Posted on 6 min read

Despite inroads having been made in recent years to improve their rights and reduce precarity, sex workers are still shunned, struggling to shift negative attitudes toward this age-old occupation. The coronavirus crisis is placing further pressure on sex workers, not only leading to a loss of income, but also pushing them further to the edges of society. Jaffer Latief Najar argues that states have the responsibility to ensure the acknowledgement of sex work and its entrepreneurs so that they can enjoy the same benefits as other employees or entrepreneurs during and after the crisis.


Sex work is a centuries-old global occupation, yet sex workers have always been marginalized. The sector has historically been regulated to keep tabs on the social, racial, political, and economic mobility of its workers. The regulation of the activities and bodies of sex workers worldwide and their marginalization are predominantly a colonial legacy. In the contemporary age, sex work is approached in binaries, seen either as legal (but regulated) labour or conflated with sex trafficking, which encourages its illegalization.

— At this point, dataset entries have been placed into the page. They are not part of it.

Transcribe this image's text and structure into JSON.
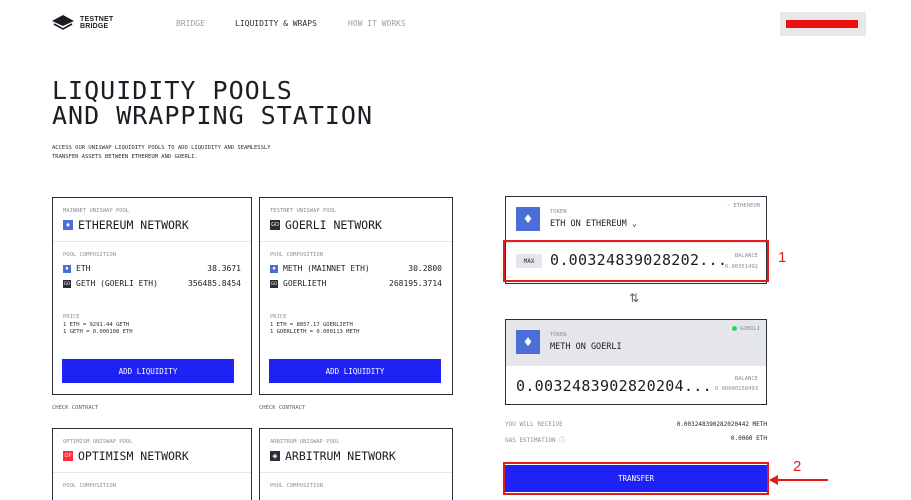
{
  "header": {
    "logo_line1": "TESTNET",
    "logo_line2": "BRIDGE",
    "nav": [
      "BRIDGE",
      "LIQUIDITY & WRAPS",
      "HOW IT WORKS"
    ],
    "active_nav": "LIQUIDITY & WRAPS"
  },
  "hero": {
    "title_line1": "LIQUIDITY POOLS",
    "title_line2": "AND WRAPPING STATION",
    "subtitle_line1": "ACCESS OUR UNISWAP LIQUIDITY POOLS TO ADD LIQUIDITY AND SEAMLESSLY",
    "subtitle_line2": "TRANSFER ASSETS BETWEEN ETHEREUM AND GOERLI."
  },
  "pools": {
    "mainnet": {
      "kicker": "MAINNET UNISWAP POOL",
      "title": "ETHEREUM NETWORK",
      "composition_label": "POOL COMPOSITION",
      "row1_name": "ETH",
      "row1_value": "38.3671",
      "row2_name": "GETH (GOERLI ETH)",
      "row2_value": "356485.8454",
      "price_label": "PRICE",
      "price_line1": "1 ETH = 9291.44 GETH",
      "price_line2": "1 GETH = 0.000108 ETH",
      "button": "ADD LIQUIDITY",
      "check": "CHECK CONTRACT"
    },
    "testnet": {
      "kicker": "TESTNET UNISWAP POOL",
      "title": "GOERLI NETWORK",
      "composition_label": "POOL COMPOSITION",
      "row1_name": "METH (MAINNET ETH)",
      "row1_value": "30.2800",
      "row2_name": "GOERLIETH",
      "row2_value": "268195.3714",
      "price_label": "PRICE",
      "price_line1": "1 ETH = 8857.17 GOERLIETH",
      "price_line2": "1 GOERLIETH = 0.000113 METH",
      "button": "ADD LIQUIDITY",
      "check": "CHECK CONTRACT"
    },
    "optimism": {
      "kicker": "OPTIMISM UNISWAP POOL",
      "title": "OPTIMISM NETWORK",
      "composition_label": "POOL COMPOSITION"
    },
    "arbitrum": {
      "kicker": "ARBITRUM UNISWAP POOL",
      "title": "ARBITRUM NETWORK",
      "composition_label": "POOL COMPOSITION"
    }
  },
  "swap": {
    "from": {
      "chain": "ETHEREUM",
      "token_label": "TOKEN",
      "token_name": "ETH ON ETHEREUM",
      "max_label": "MAX",
      "amount": "0.00324839028202...",
      "balance_label": "BALANCE",
      "balance_value": "0.00351492"
    },
    "to": {
      "chain": "GOERLI",
      "token_label": "TOKEN",
      "token_name": "METH ON GOERLI",
      "amount": "0.0032483902820204...",
      "balance_label": "BALANCE",
      "balance_value": "0.00000158493"
    },
    "receive_label": "YOU WILL RECEIVE",
    "receive_value": "0.003248390282020442 METH",
    "gas_label": "GAS ESTIMATION",
    "gas_value": "0.0060 ETH",
    "transfer_button": "TRANSFER"
  },
  "annotations": {
    "callout1": "1",
    "callout2": "2"
  },
  "colors": {
    "accent_blue": "#1e22f5",
    "highlight_red": "#e31b1b",
    "eth_blue": "#4a6fd6",
    "optimism_red": "#ff2c3a",
    "online_green": "#2bd46b"
  }
}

Concerning the radical changes enacted worldwide due to the spread of the coronavirus, including lockdowns and the temporary halting of high-risk occupations, it appears that the livelihoods, financial mobility, and health situation of sex workers are at risk. Some sex workers have used social media platforms to point out the decline of clients, income, and increasing health risks following the outbreak of COVID-19. For instance, one sex worker used a chain of threads and tweeted that,

“There’s no clients! Nobody in their right mind is having sex with a stranger during a pandemic. So often we’re not even given the option of seeing clients! Which means we’re BROKE. ”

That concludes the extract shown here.